Başta dediğim gibi, belki filmin en çekici yanı karşımıza gelir. Ve sonunda kimin kiminle birleşeceği, klasik “Love Story” filminden beri görüldüğü gibi seyircisini tavlar. Özelikle iki aşk arasında kalan Joan… Acaba bu tuhaf hikâyenin bir ‘happy end”i olacak mıdır?
Böylece seyircisini iki arada bir derede bırakan bir film gelir karşımıza… Ve de anılan bir avuç çekici isim… Örneğin birine benzetilen bir dönemin ikon starı Montgomery Clift… Sesiyle anılan unutulmaz şarkıcı Dean Martin… Albert Camus, Jean-Paul Sartre gibi adlarıyla anılan Fransız edebiyatı.… Veya Büyük Umutlar klasiğiyle anılan İngiliz yazarı Charles Dickens…
Ama bence filmi asıl kurtaran özellikle son yarım saatteki gelişmelerdir.

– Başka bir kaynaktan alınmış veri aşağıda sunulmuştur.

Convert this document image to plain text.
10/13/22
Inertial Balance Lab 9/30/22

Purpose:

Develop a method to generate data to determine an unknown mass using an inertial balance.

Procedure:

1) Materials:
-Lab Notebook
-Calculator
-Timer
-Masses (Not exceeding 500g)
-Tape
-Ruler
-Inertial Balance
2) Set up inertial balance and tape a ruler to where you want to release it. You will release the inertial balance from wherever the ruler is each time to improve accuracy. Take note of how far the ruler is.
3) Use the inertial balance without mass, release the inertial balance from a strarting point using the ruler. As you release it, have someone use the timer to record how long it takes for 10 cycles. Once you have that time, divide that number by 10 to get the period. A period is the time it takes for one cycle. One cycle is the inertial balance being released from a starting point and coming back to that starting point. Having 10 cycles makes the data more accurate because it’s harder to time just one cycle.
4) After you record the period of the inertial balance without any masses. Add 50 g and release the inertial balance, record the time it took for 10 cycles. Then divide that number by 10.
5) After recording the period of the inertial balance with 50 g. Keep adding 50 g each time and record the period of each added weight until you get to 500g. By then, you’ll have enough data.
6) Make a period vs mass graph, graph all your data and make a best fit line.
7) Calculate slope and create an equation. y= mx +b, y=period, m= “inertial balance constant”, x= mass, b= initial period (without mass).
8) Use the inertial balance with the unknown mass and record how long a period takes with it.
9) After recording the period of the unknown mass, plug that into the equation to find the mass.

Ben başta filmi çok naif bulmuştum. Ama son bölümde sanki başlarda eksikliği duyulan zekâ ve beceri unsurları oyuna girdi. Ve zekâ bir yana, gözümden yaş bile geldi.
Olsen’i zaten övmüştüm. Ama onun çifte aşıklarındaki Miles Teller-Callum Turner ikilisi… O devasa şişman, siyahi Anna’da inanılmaz biçimde göz dolduran Da’Vine Jay Randolph… Ve diğer yan oyuncular…
Tüm bunlar bir araya geldiler. Buna kimi yabancı eleştiriler de katılınca, önce X X verdiğim filmin notu X X X oldu.
İşte böyle… Seçim her zamanki gibi siz seyircilerin…
Yönetmen : David Freyn
Senaryo : David Freyn, Patrick Cunnane
Görüntü Yönetmeni : Ruairí O’Brien
Kurgu : Joe Sawyer
Müzik : David Fleming
Oyuncular : Elizabeth Olsen, Miles Teller, Callum Turner
ABD / Romantik komedi-Fantastik-Dram / 112 Dk.